Ever since the ball almost a week ago, Galrach had neither summoned nor contacted me in any way, shape, or form. Whether his silence was a tactic to unsettle me or if there was another sinister reason, I couldn’t tell.

But whatever caused the High King to keep me at a distance wouldn’t matter after today.

We would be gone, and he could fuck himself for all I cared. Even my ego wasn’t bruised at the prospect of sneaking out of the palace like a thief in the night.

Our plan for the immediate future wasn’t perfect. But Alaiann had proven to be the dead end the High Court had always been, and we would leave with little to no additional information about the danger the worlds were in. What a heap of wasted time.

So, the idea was to find places with weakened fabric between Ivreia and Galanta—how was still a mystery to me—but also to gather potential allies for the war against the High King, which would most definitely happen sooner rather than later.

Antas had convinced me to find support, no matter how much the concept elicited me to scoff. But he'd argued that since I was unable to attack Galrach directly, I should at least assemble as many followers behind me as I could. Well, if I were able to dispel their mistrust first.

I’d never cared much about being despised.

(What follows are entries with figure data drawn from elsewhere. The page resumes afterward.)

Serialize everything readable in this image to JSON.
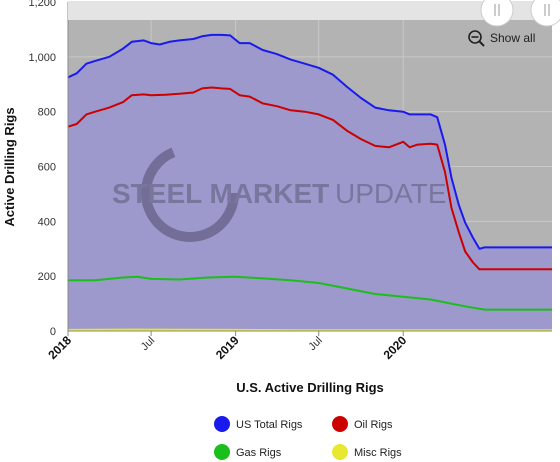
{
  "chart_data": {
    "type": "area",
    "title": "",
    "xlabel": "U.S. Active Drilling Rigs",
    "ylabel": "Active Drilling Rigs",
    "ylim": [
      0,
      1200
    ],
    "yticks": [
      0,
      200,
      400,
      600,
      800,
      1000,
      1200
    ],
    "ytick_labels": [
      "0",
      "200",
      "400",
      "600",
      "800",
      "1,000",
      "1,200"
    ],
    "xlim": [
      "2018-01-01",
      "2020-11-20"
    ],
    "xticks": [
      {
        "date": "2018-01-01",
        "label": "2018",
        "major": true
      },
      {
        "date": "2018-07-01",
        "label": "Jul",
        "major": false
      },
      {
        "date": "2019-01-01",
        "label": "2019",
        "major": true
      },
      {
        "date": "2019-07-01",
        "label": "Jul",
        "major": false
      },
      {
        "date": "2020-01-01",
        "label": "2020",
        "major": true
      }
    ],
    "grid": true,
    "legend_position": "bottom",
    "watermark": {
      "bold": "STEEL MARKET",
      "light": "UPDATE"
    },
    "series": [
      {
        "name": "US Total Rigs",
        "color": "#1a1aee",
        "fill": "#9d99cc",
        "points": [
          [
            "2018-01-01",
            925
          ],
          [
            "2018-01-20",
            940
          ],
          [
            "2018-02-10",
            975
          ],
          [
            "2018-03-01",
            985
          ],
          [
            "2018-04-01",
            1000
          ],
          [
            "2018-05-01",
            1030
          ],
          [
            "2018-05-20",
            1055
          ],
          [
            "2018-06-15",
            1060
          ],
          [
            "2018-07-01",
            1050
          ],
          [
            "2018-07-20",
            1045
          ],
          [
            "2018-08-10",
            1055
          ],
          [
            "2018-09-01",
            1060
          ],
          [
            "2018-10-01",
            1065
          ],
          [
            "2018-10-20",
            1075
          ],
          [
            "2018-11-10",
            1080
          ],
          [
            "2018-12-01",
            1080
          ],
          [
            "2018-12-20",
            1078
          ],
          [
            "2019-01-10",
            1050
          ],
          [
            "2019-02-01",
            1050
          ],
          [
            "2019-03-01",
            1025
          ],
          [
            "2019-04-01",
            1010
          ],
          [
            "2019-05-01",
            990
          ],
          [
            "2019-06-01",
            975
          ],
          [
            "2019-07-01",
            960
          ],
          [
            "2019-08-01",
            935
          ],
          [
            "2019-09-01",
            890
          ],
          [
            "2019-10-01",
            850
          ],
          [
            "2019-11-01",
            815
          ],
          [
            "2019-12-01",
            805
          ],
          [
            "2020-01-01",
            800
          ],
          [
            "2020-01-15",
            790
          ],
          [
            "2020-02-01",
            790
          ],
          [
            "2020-03-01",
            790
          ],
          [
            "2020-03-15",
            780
          ],
          [
            "2020-04-01",
            680
          ],
          [
            "2020-04-15",
            560
          ],
          [
            "2020-05-01",
            460
          ],
          [
            "2020-05-15",
            395
          ],
          [
            "2020-06-01",
            340
          ],
          [
            "2020-06-15",
            300
          ],
          [
            "2020-06-26",
            305
          ]
        ]
      },
      {
        "name": "Oil Rigs",
        "color": "#cc0000",
        "points": [
          [
            "2018-01-01",
            745
          ],
          [
            "2018-01-20",
            755
          ],
          [
            "2018-02-10",
            790
          ],
          [
            "2018-03-01",
            800
          ],
          [
            "2018-04-01",
            815
          ],
          [
            "2018-05-01",
            835
          ],
          [
            "2018-05-20",
            860
          ],
          [
            "2018-06-15",
            863
          ],
          [
            "2018-07-01",
            860
          ],
          [
            "2018-08-01",
            862
          ],
          [
            "2018-09-01",
            865
          ],
          [
            "2018-10-01",
            870
          ],
          [
            "2018-10-20",
            885
          ],
          [
            "2018-11-10",
            888
          ],
          [
            "2018-12-01",
            885
          ],
          [
            "2018-12-20",
            883
          ],
          [
            "2019-01-10",
            860
          ],
          [
            "2019-02-01",
            855
          ],
          [
            "2019-03-01",
            830
          ],
          [
            "2019-04-01",
            820
          ],
          [
            "2019-05-01",
            805
          ],
          [
            "2019-06-01",
            800
          ],
          [
            "2019-07-01",
            790
          ],
          [
            "2019-08-01",
            770
          ],
          [
            "2019-09-01",
            730
          ],
          [
            "2019-10-01",
            700
          ],
          [
            "2019-11-01",
            675
          ],
          [
            "2019-12-01",
            670
          ],
          [
            "2020-01-01",
            690
          ],
          [
            "2020-01-15",
            670
          ],
          [
            "2020-02-01",
            680
          ],
          [
            "2020-03-01",
            683
          ],
          [
            "2020-03-15",
            680
          ],
          [
            "2020-04-01",
            580
          ],
          [
            "2020-04-15",
            450
          ],
          [
            "2020-05-01",
            360
          ],
          [
            "2020-05-15",
            290
          ],
          [
            "2020-06-01",
            250
          ],
          [
            "2020-06-15",
            225
          ],
          [
            "2020-06-26",
            225
          ]
        ]
      },
      {
        "name": "Gas Rigs",
        "color": "#1bbf1b",
        "points": [
          [
            "2018-01-01",
            185
          ],
          [
            "2018-03-01",
            185
          ],
          [
            "2018-05-01",
            195
          ],
          [
            "2018-06-01",
            198
          ],
          [
            "2018-07-01",
            190
          ],
          [
            "2018-09-01",
            188
          ],
          [
            "2018-11-01",
            195
          ],
          [
            "2019-01-01",
            198
          ],
          [
            "2019-03-01",
            192
          ],
          [
            "2019-05-01",
            185
          ],
          [
            "2019-07-01",
            175
          ],
          [
            "2019-09-01",
            155
          ],
          [
            "2019-11-01",
            135
          ],
          [
            "2020-01-01",
            125
          ],
          [
            "2020-03-01",
            115
          ],
          [
            "2020-04-15",
            100
          ],
          [
            "2020-05-15",
            90
          ],
          [
            "2020-06-26",
            78
          ]
        ]
      },
      {
        "name": "Misc Rigs",
        "color": "#e8e830",
        "points": [
          [
            "2018-01-01",
            4
          ],
          [
            "2018-06-01",
            5
          ],
          [
            "2019-01-01",
            4
          ],
          [
            "2019-06-01",
            3
          ],
          [
            "2020-01-01",
            3
          ],
          [
            "2020-06-26",
            3
          ]
        ]
      }
    ]
  },
  "ui": {
    "show_all_label": "Show all"
  }
}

Instead, I wielded my reputation as yet another weapon in my arsenal, but this attitude could bite us in the ass during the search for loyal allies.

Antas had just raised his eyebrow in discontent when I’d suggested securing their support with brute force, and the others had silently nodded. Still, their opinion wouldn’t keep me from trying it my way, if necessary.

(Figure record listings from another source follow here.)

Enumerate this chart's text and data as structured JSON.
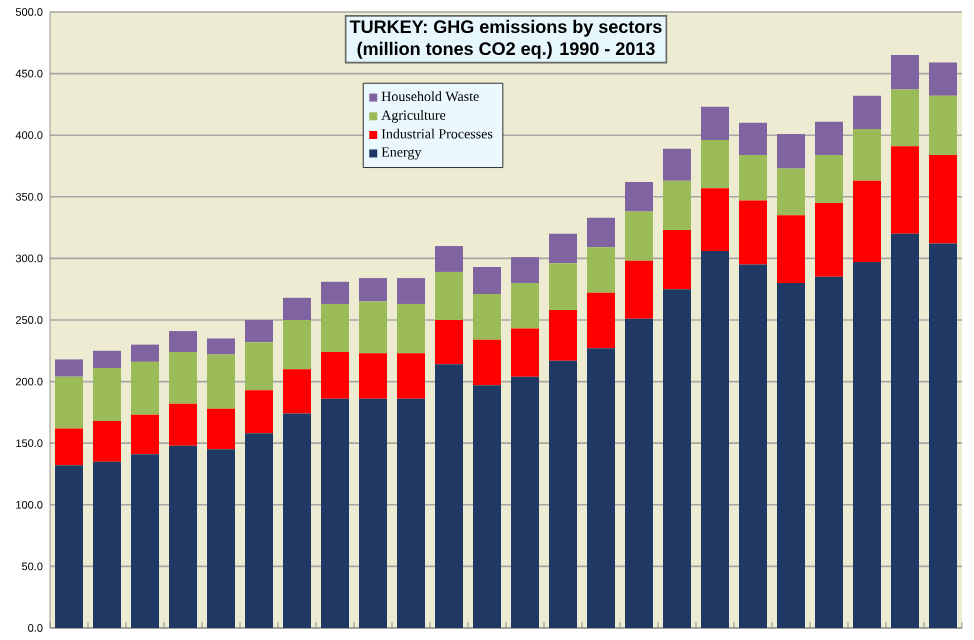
{
  "chart_data": {
    "type": "bar",
    "stacked": true,
    "title": "TURKEY: GHG emissions by sectors",
    "subtitle": "(million tones CO2 eq.) 1990 - 2013",
    "categories": [
      null,
      null,
      null,
      null,
      null,
      null,
      null,
      null,
      null,
      null,
      null,
      null,
      null,
      null,
      null,
      null,
      null,
      null,
      null,
      null,
      null,
      null,
      null,
      null
    ],
    "series": [
      {
        "name": "Energy",
        "color": "#1f3864",
        "values": [
          132,
          135,
          141,
          148,
          145,
          158,
          174,
          186,
          186,
          186,
          214,
          197,
          204,
          217,
          227,
          251,
          275,
          306,
          295,
          280,
          285,
          297,
          320,
          312
        ]
      },
      {
        "name": "Industrial Processes",
        "color": "#ff0000",
        "values": [
          30,
          33,
          32,
          34,
          33,
          35,
          36,
          38,
          37,
          37,
          36,
          37,
          39,
          41,
          45,
          47,
          48,
          51,
          52,
          55,
          60,
          66,
          71,
          72
        ]
      },
      {
        "name": "Agriculture",
        "color": "#9bbb59",
        "values": [
          42,
          43,
          43,
          42,
          44,
          39,
          40,
          39,
          42,
          40,
          39,
          37,
          37,
          38,
          37,
          40,
          40,
          39,
          37,
          38,
          39,
          42,
          46,
          48
        ]
      },
      {
        "name": "Household Waste",
        "color": "#8064a2",
        "values": [
          14,
          14,
          14,
          17,
          13,
          18,
          18,
          18,
          19,
          21,
          21,
          22,
          21,
          24,
          24,
          24,
          26,
          27,
          26,
          28,
          27,
          27,
          28,
          27
        ]
      }
    ],
    "ylim": [
      0,
      500
    ],
    "yticks": [
      {
        "value": 0,
        "label": "0.0"
      },
      {
        "value": 50,
        "label": "50.0"
      },
      {
        "value": 100,
        "label": "100.0"
      },
      {
        "value": 150,
        "label": "150.0"
      },
      {
        "value": 200,
        "label": "200.0"
      },
      {
        "value": 250,
        "label": "250.0"
      },
      {
        "value": 300,
        "label": "300.0"
      },
      {
        "value": 350,
        "label": "350.0"
      },
      {
        "value": 400,
        "label": "400.0"
      },
      {
        "value": 450,
        "label": "450.0"
      },
      {
        "value": 500,
        "label": "500.0"
      }
    ],
    "grid": "y",
    "legend": "top"
  }
}
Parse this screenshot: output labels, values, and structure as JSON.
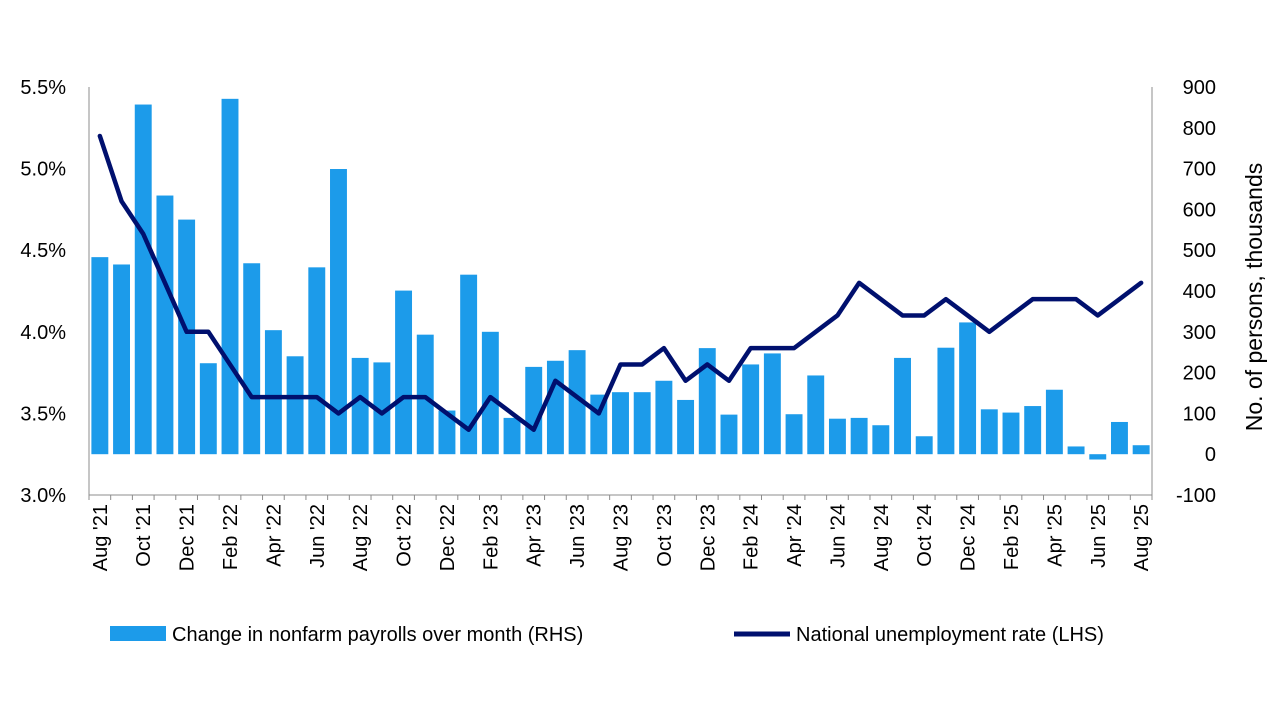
{
  "chart_data": {
    "type": "bar",
    "categories": [
      "Aug '21",
      "Sep '21",
      "Oct '21",
      "Nov '21",
      "Dec '21",
      "Jan '22",
      "Feb '22",
      "Mar '22",
      "Apr '22",
      "May '22",
      "Jun '22",
      "Jul '22",
      "Aug '22",
      "Sep '22",
      "Oct '22",
      "Nov '22",
      "Dec '22",
      "Jan '23",
      "Feb '23",
      "Mar '23",
      "Apr '23",
      "May '23",
      "Jun '23",
      "Jul '23",
      "Aug '23",
      "Sep '23",
      "Oct '23",
      "Nov '23",
      "Dec '23",
      "Jan '24",
      "Feb '24",
      "Mar '24",
      "Apr '24",
      "May '24",
      "Jun '24",
      "Jul '24",
      "Aug '24",
      "Sep '24",
      "Oct '24",
      "Nov '24",
      "Dec '24",
      "Jan '25",
      "Feb '25",
      "Mar '25",
      "Apr '25",
      "May '25",
      "Jun '25",
      "Jul '25",
      "Aug '25"
    ],
    "tick_labels": [
      "Aug '21",
      "Oct '21",
      "Dec '21",
      "Feb '22",
      "Apr '22",
      "Jun '22",
      "Aug '22",
      "Oct '22",
      "Dec '22",
      "Feb '23",
      "Apr '23",
      "Jun '23",
      "Aug '23",
      "Oct '23",
      "Dec '23",
      "Feb '24",
      "Apr '24",
      "Jun '24",
      "Aug '24",
      "Oct '24",
      "Dec '24",
      "Feb '25",
      "Apr '25",
      "Jun '25",
      "Aug '25"
    ],
    "series": [
      {
        "name": "Change in nonfarm payrolls over month (RHS)",
        "type": "bar",
        "axis": "right",
        "color": "#1C9BEA",
        "values": [
          483,
          465,
          857,
          634,
          575,
          223,
          871,
          468,
          304,
          240,
          458,
          699,
          236,
          225,
          401,
          293,
          107,
          440,
          300,
          89,
          214,
          229,
          255,
          146,
          152,
          152,
          180,
          133,
          260,
          97,
          220,
          247,
          98,
          193,
          87,
          89,
          71,
          236,
          44,
          261,
          323,
          110,
          102,
          118,
          158,
          19,
          -13,
          79,
          22
        ]
      },
      {
        "name": "National unemployment rate (LHS)",
        "type": "line",
        "axis": "left",
        "color": "#00106E",
        "values": [
          5.2,
          4.8,
          4.6,
          4.3,
          4.0,
          4.0,
          3.8,
          3.6,
          3.6,
          3.6,
          3.6,
          3.5,
          3.6,
          3.5,
          3.6,
          3.6,
          3.5,
          3.4,
          3.6,
          3.5,
          3.4,
          3.7,
          3.6,
          3.5,
          3.8,
          3.8,
          3.9,
          3.7,
          3.8,
          3.7,
          3.9,
          3.9,
          3.9,
          4.0,
          4.1,
          4.3,
          4.2,
          4.1,
          4.1,
          4.2,
          4.1,
          4.0,
          4.1,
          4.2,
          4.2,
          4.2,
          4.1,
          4.2,
          4.3
        ]
      }
    ],
    "left_axis": {
      "ylim": [
        3.0,
        5.5
      ],
      "ticks": [
        "5.5%",
        "5.0%",
        "4.5%",
        "4.0%",
        "3.5%",
        "3.0%"
      ]
    },
    "right_axis": {
      "ylim": [
        -100,
        900
      ],
      "ticks": [
        "900",
        "800",
        "700",
        "600",
        "500",
        "400",
        "300",
        "200",
        "100",
        "0",
        "-100"
      ],
      "label": "No. of persons, thousands"
    },
    "legend_placement": "bottom"
  }
}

As usual, my luck was shit.

As I was searching for the second-in-command stable master who owed me a large favor, one of the chamberlains I’d never bothered to learn the name of stopped me in my tracks.

“Your Royal Highness, His Royal Majesty demands your presence.”

“Noted. I’ll visit him in due time.”

“The High King insists on your immediate attendance.”

Fucking shit. Why did these things always happen to me?